Seward is this year’s winner in the Provider Leadership category in the Who’s Who in Workplace Health Awards.
“Employers were articulating to us the need to understand what was going on with their data so — instead of [having] all of their benefits programs in siloes — they could start working together [with vendors] towards really solving employee health issues,” says Seward, vice-president, business development and marketing.
The tool comprises three levels of reports. Prevention- Profile provides a high-level analysis of an organization’s demographics and pharmaceutical, medical and disability claims. It also highlights the leading health issues for the employer and indicates where to focus its wellness efforts. Prevention-Guide provides a detailed statistical breakdown of this information as well as specific recommendations by professional wellness consultants. Finally, Prevention-Map provides a full analysis, a health and wellness implementation plan and a measurement framework.

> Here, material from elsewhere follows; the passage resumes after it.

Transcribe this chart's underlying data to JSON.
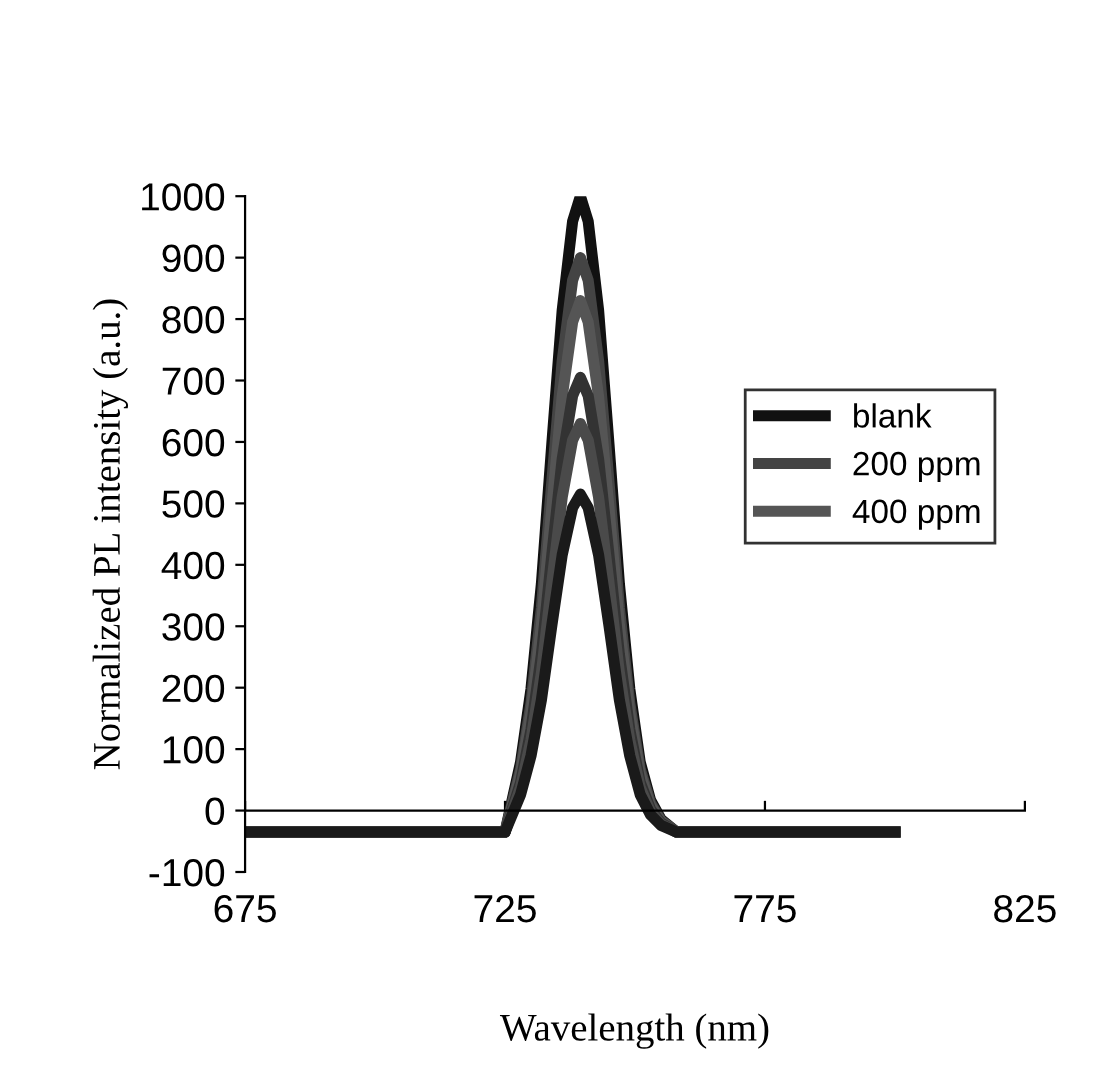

“The data tells us what [employees] are experiencing,” says Seward. “The opportunity was to bring all the vendors together, share the report, and begin discussions around initiatives and key messages that would speak to the issues.”
In 2002, Seward also founded the WarrenShepell Research Group to analyze EAP data and healthcare trends and empirically show the fundamental relationship between physical and mental health, a core element to Seward’s prevention-based philosophy.

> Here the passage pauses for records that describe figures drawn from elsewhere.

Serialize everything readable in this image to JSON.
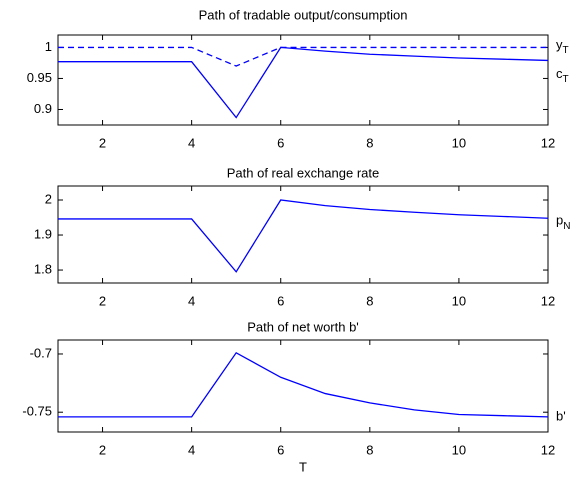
{
  "chart_data": [
    {
      "type": "line",
      "title": "Path of tradable output/consumption",
      "x": [
        1,
        2,
        3,
        4,
        5,
        6,
        7,
        8,
        9,
        10,
        11,
        12
      ],
      "series": [
        {
          "name": "y",
          "subscript": "T",
          "color": "#0000ff",
          "linestyle": "dashed",
          "values": [
            1,
            1,
            1,
            1,
            0.97,
            1,
            1,
            1,
            1,
            1,
            1,
            1
          ]
        },
        {
          "name": "c",
          "subscript": "T",
          "color": "#0000ff",
          "linestyle": "solid",
          "values": [
            0.977,
            0.977,
            0.977,
            0.977,
            0.887,
            1,
            0.994,
            0.989,
            0.986,
            0.983,
            0.981,
            0.979
          ]
        }
      ],
      "xlim": [
        1,
        12
      ],
      "xticks": [
        2,
        4,
        6,
        8,
        10,
        12
      ],
      "ylim": [
        0.875,
        1.02
      ],
      "yticks": [
        0.9,
        0.95,
        1
      ]
    },
    {
      "type": "line",
      "title": "Path of real exchange rate",
      "x": [
        1,
        2,
        3,
        4,
        5,
        6,
        7,
        8,
        9,
        10,
        11,
        12
      ],
      "series": [
        {
          "name": "p",
          "subscript": "N",
          "color": "#0000ff",
          "linestyle": "solid",
          "values": [
            1.946,
            1.946,
            1.946,
            1.946,
            1.795,
            2.0,
            1.984,
            1.973,
            1.965,
            1.958,
            1.953,
            1.948
          ]
        }
      ],
      "xlim": [
        1,
        12
      ],
      "xticks": [
        2,
        4,
        6,
        8,
        10,
        12
      ],
      "ylim": [
        1.763,
        2.04
      ],
      "yticks": [
        1.8,
        1.9,
        2
      ]
    },
    {
      "type": "line",
      "title": "Path of net worth b'",
      "xlabel": "T",
      "x": [
        1,
        2,
        3,
        4,
        5,
        6,
        7,
        8,
        9,
        10,
        11,
        12
      ],
      "series": [
        {
          "name": "b'",
          "color": "#0000ff",
          "linestyle": "solid",
          "values": [
            -0.754,
            -0.754,
            -0.754,
            -0.754,
            -0.699,
            -0.72,
            -0.734,
            -0.742,
            -0.748,
            -0.752,
            -0.753,
            -0.754
          ]
        }
      ],
      "xlim": [
        1,
        12
      ],
      "xticks": [
        2,
        4,
        6,
        8,
        10,
        12
      ],
      "ylim": [
        -0.767,
        -0.688
      ],
      "yticks": [
        -0.75,
        -0.7
      ]
    }
  ]
}
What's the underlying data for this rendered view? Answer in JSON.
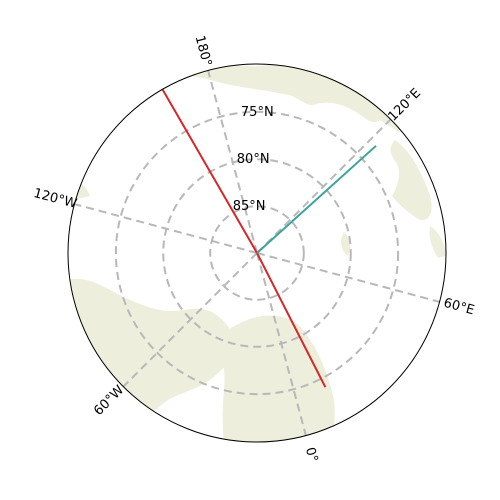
{
  "map": {
    "projection": "north-polar-stereographic",
    "boundary_latitude": 70,
    "colors": {
      "land": "#eeeedc",
      "graticule": "#b8b8b8",
      "boundary": "#000000",
      "red_line": "#d62728",
      "teal_line": "#3aa39a"
    },
    "meridian_labels": [
      {
        "text": "120°E",
        "lon": 120
      },
      {
        "text": "60°E",
        "lon": 60
      },
      {
        "text": "0°",
        "lon": 0
      },
      {
        "text": "60°W",
        "lon": -60
      },
      {
        "text": "120°W",
        "lon": -120
      },
      {
        "text": "180°",
        "lon": 180
      }
    ],
    "parallel_labels": [
      {
        "text": "75°N",
        "lat": 75
      },
      {
        "text": "80°N",
        "lat": 80
      },
      {
        "text": "85°N",
        "lat": 85
      }
    ],
    "lines": [
      {
        "name": "red-line-a",
        "color_key": "red_line",
        "points": [
          [
            90,
            0
          ],
          [
            70,
            -165
          ]
        ]
      },
      {
        "name": "red-line-b",
        "color_key": "red_line",
        "points": [
          [
            90,
            0
          ],
          [
            74,
            12
          ]
        ]
      },
      {
        "name": "teal-line",
        "color_key": "teal_line",
        "points": [
          [
            90,
            0
          ],
          [
            73,
            117
          ]
        ]
      }
    ]
  }
}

The Prevention tool gives human resources professionals a voice at the executive table, says Seward. “Based on the report, we would then be in a position to get a meeting with the executives and say ‘here are the issues and let’s tackle this like a business problem,’” she says.

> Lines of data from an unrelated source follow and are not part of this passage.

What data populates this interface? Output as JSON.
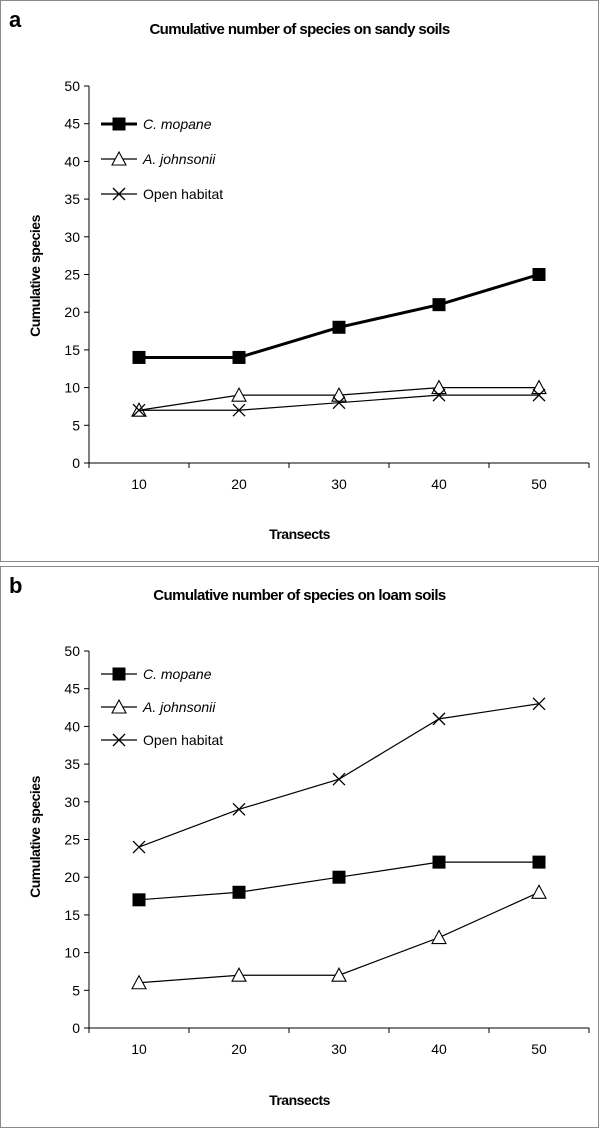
{
  "chart_data": [
    {
      "type": "line",
      "panel_label": "a",
      "title": "Cumulative number of species on sandy soils",
      "xlabel": "Transects",
      "ylabel": "Cumulative species",
      "x": [
        10,
        20,
        30,
        40,
        50
      ],
      "ylim": [
        0,
        50
      ],
      "yticks": [
        0,
        5,
        10,
        15,
        20,
        25,
        30,
        35,
        40,
        45,
        50
      ],
      "grid": false,
      "legend_position": "top-left",
      "series": [
        {
          "name": "C. mopane",
          "marker": "square",
          "values": [
            14,
            14,
            18,
            21,
            25
          ]
        },
        {
          "name": "A. johnsonii",
          "marker": "triangle",
          "values": [
            7,
            9,
            9,
            10,
            10
          ]
        },
        {
          "name": "Open habitat",
          "marker": "x",
          "values": [
            7,
            7,
            8,
            9,
            9
          ]
        }
      ]
    },
    {
      "type": "line",
      "panel_label": "b",
      "title": "Cumulative number of species on loam soils",
      "xlabel": "Transects",
      "ylabel": "Cumulative species",
      "x": [
        10,
        20,
        30,
        40,
        50
      ],
      "ylim": [
        0,
        50
      ],
      "yticks": [
        0,
        5,
        10,
        15,
        20,
        25,
        30,
        35,
        40,
        45,
        50
      ],
      "grid": false,
      "legend_position": "top-left",
      "series": [
        {
          "name": "C. mopane",
          "marker": "square",
          "values": [
            17,
            18,
            20,
            22,
            22
          ]
        },
        {
          "name": "A. johnsonii",
          "marker": "triangle",
          "values": [
            6,
            7,
            7,
            12,
            18
          ]
        },
        {
          "name": "Open habitat",
          "marker": "x",
          "values": [
            24,
            29,
            33,
            41,
            43
          ]
        }
      ]
    }
  ],
  "colors": {
    "line": "#000000",
    "background": "#ffffff",
    "border": "#8a8a8a"
  }
}
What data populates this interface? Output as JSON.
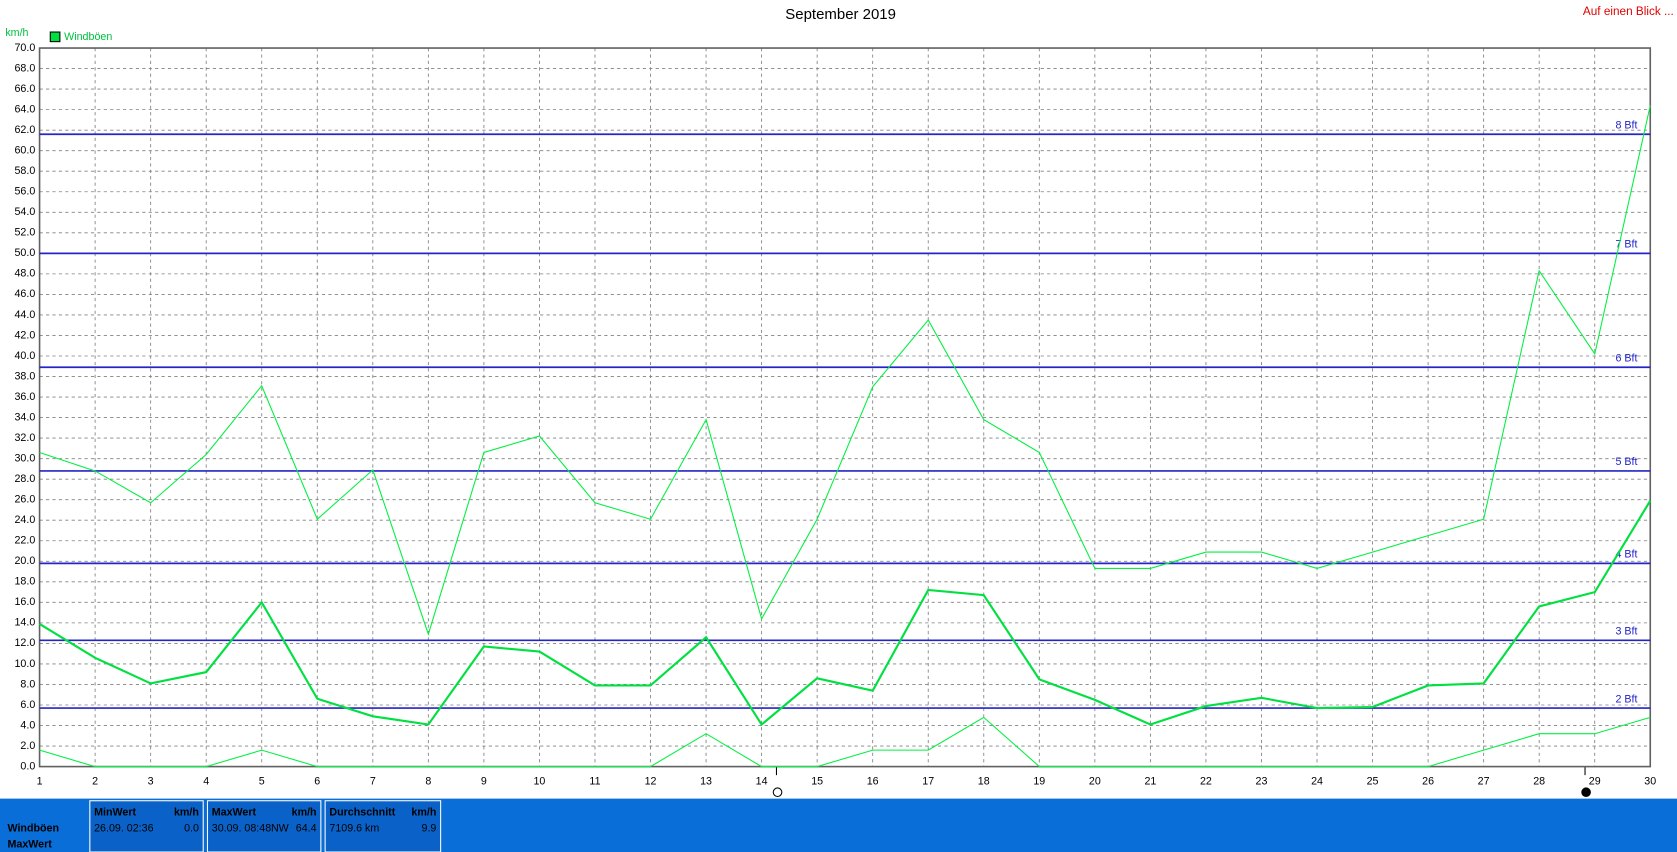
{
  "chart_data": {
    "type": "line",
    "title": "September 2019",
    "corner_link": "Auf einen Blick ...",
    "y_label": "km/h",
    "x": [
      1,
      2,
      3,
      4,
      5,
      6,
      7,
      8,
      9,
      10,
      11,
      12,
      13,
      14,
      15,
      16,
      17,
      18,
      19,
      20,
      21,
      22,
      23,
      24,
      25,
      26,
      27,
      28,
      29,
      30
    ],
    "xlim": [
      1,
      30
    ],
    "xticks": [
      1,
      2,
      3,
      4,
      5,
      6,
      7,
      8,
      9,
      10,
      11,
      12,
      13,
      14,
      15,
      16,
      17,
      18,
      19,
      20,
      21,
      22,
      23,
      24,
      25,
      26,
      27,
      28,
      29,
      30
    ],
    "ylim": [
      0,
      70
    ],
    "yticks": [
      {
        "value": 0,
        "label": "0.0"
      },
      {
        "value": 2,
        "label": "2.0"
      },
      {
        "value": 4,
        "label": "4.0"
      },
      {
        "value": 6,
        "label": "6.0"
      },
      {
        "value": 8,
        "label": "8.0"
      },
      {
        "value": 10,
        "label": "10.0"
      },
      {
        "value": 12,
        "label": "12.0"
      },
      {
        "value": 14,
        "label": "14.0"
      },
      {
        "value": 16,
        "label": "16.0"
      },
      {
        "value": 18,
        "label": "18.0"
      },
      {
        "value": 20,
        "label": "20.0"
      },
      {
        "value": 22,
        "label": "22.0"
      },
      {
        "value": 24,
        "label": "24.0"
      },
      {
        "value": 26,
        "label": "26.0"
      },
      {
        "value": 28,
        "label": "28.0"
      },
      {
        "value": 30,
        "label": "30.0"
      },
      {
        "value": 32,
        "label": "32.0"
      },
      {
        "value": 34,
        "label": "34.0"
      },
      {
        "value": 36,
        "label": "36.0"
      },
      {
        "value": 38,
        "label": "38.0"
      },
      {
        "value": 40,
        "label": "40.0"
      },
      {
        "value": 42,
        "label": "42.0"
      },
      {
        "value": 44,
        "label": "44.0"
      },
      {
        "value": 46,
        "label": "46.0"
      },
      {
        "value": 48,
        "label": "48.0"
      },
      {
        "value": 50,
        "label": "50.0"
      },
      {
        "value": 52,
        "label": "52.0"
      },
      {
        "value": 54,
        "label": "54.0"
      },
      {
        "value": 56,
        "label": "56.0"
      },
      {
        "value": 58,
        "label": "58.0"
      },
      {
        "value": 60,
        "label": "60.0"
      },
      {
        "value": 62,
        "label": "62.0"
      },
      {
        "value": 64,
        "label": "64.0"
      },
      {
        "value": 66,
        "label": "66.0"
      },
      {
        "value": 68,
        "label": "68.0"
      },
      {
        "value": 70,
        "label": "70.0"
      }
    ],
    "grid": true,
    "reference_lines": [
      {
        "value": 5.7,
        "label": "2 Bft"
      },
      {
        "value": 12.3,
        "label": "3 Bft"
      },
      {
        "value": 19.8,
        "label": "4 Bft"
      },
      {
        "value": 28.8,
        "label": "5 Bft"
      },
      {
        "value": 38.9,
        "label": "6 Bft"
      },
      {
        "value": 50.0,
        "label": "7 Bft"
      },
      {
        "value": 61.6,
        "label": "8 Bft"
      }
    ],
    "reference_color": "#2424c8",
    "series": [
      {
        "name": "Windböen",
        "color": "#00e040",
        "width": 2,
        "values": [
          13.9,
          10.6,
          8.1,
          9.2,
          16.0,
          6.6,
          4.9,
          4.1,
          11.7,
          11.2,
          7.9,
          7.9,
          12.6,
          4.1,
          8.6,
          7.4,
          17.2,
          16.7,
          8.5,
          6.5,
          4.1,
          5.9,
          6.7,
          5.7,
          5.8,
          7.9,
          8.1,
          15.6,
          17.0,
          25.9
        ]
      },
      {
        "color": "#00f040",
        "width": 1,
        "values": [
          30.6,
          28.8,
          25.7,
          30.4,
          37.1,
          24.1,
          28.9,
          12.9,
          30.6,
          32.2,
          25.7,
          24.1,
          33.8,
          14.4,
          24.1,
          37.0,
          43.5,
          33.8,
          30.6,
          19.3,
          19.3,
          20.9,
          20.9,
          19.3,
          20.9,
          22.5,
          24.1,
          48.3,
          40.2,
          64.4
        ]
      },
      {
        "color": "#00f040",
        "width": 1,
        "values": [
          1.6,
          0,
          0,
          0,
          1.6,
          0,
          0,
          0,
          0,
          0,
          0,
          0,
          3.2,
          0,
          0,
          1.6,
          1.6,
          4.8,
          0,
          0,
          0,
          0,
          0,
          0,
          0,
          0,
          1.6,
          3.2,
          3.2,
          4.8
        ]
      }
    ]
  },
  "footer": {
    "row_labels": [
      "Windböen",
      "MaxWert"
    ],
    "cells": [
      {
        "header": "MinWert",
        "unit": "km/h",
        "when": "26.09.  02:36",
        "value": "0.0"
      },
      {
        "header": "MaxWert",
        "unit": "km/h",
        "when": "30.09.  08:48",
        "dir": "NW",
        "value": "64.4"
      },
      {
        "header": "Durchschnitt",
        "unit": "km/h",
        "when": "7109.6 km",
        "value": "9.9"
      }
    ]
  }
}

Seward cites the example of one client who was spending more than $1 million on heart disease. “The tool takes incidence rates and dollars and says ‘with all the vendor programs you’ve got, you’re currently spending $1.5 million on cardiovascular disease,’” she says. “That is a much different conversation than ‘my benefits costs are rising by 15%.’ We would never have gotten the commitment at the management level to drive these health and wellness initiatives if we hadn’t been able to quantify the effects of heart disease in this particular organization.”
More than 150 organizations across North America have used the Prevention model since its inception in 2002.
“We’ve been on the soap box on this for about two years now and if you’d talked to me then, I would have said ‘it’s something they desire but they’re not willing to invest,’” she says. “What I would say today is people have acknowledged now that employees are going to have heart attacks and are going to have diabetes so we need to do something about it. The relative investment, though, varies by company.”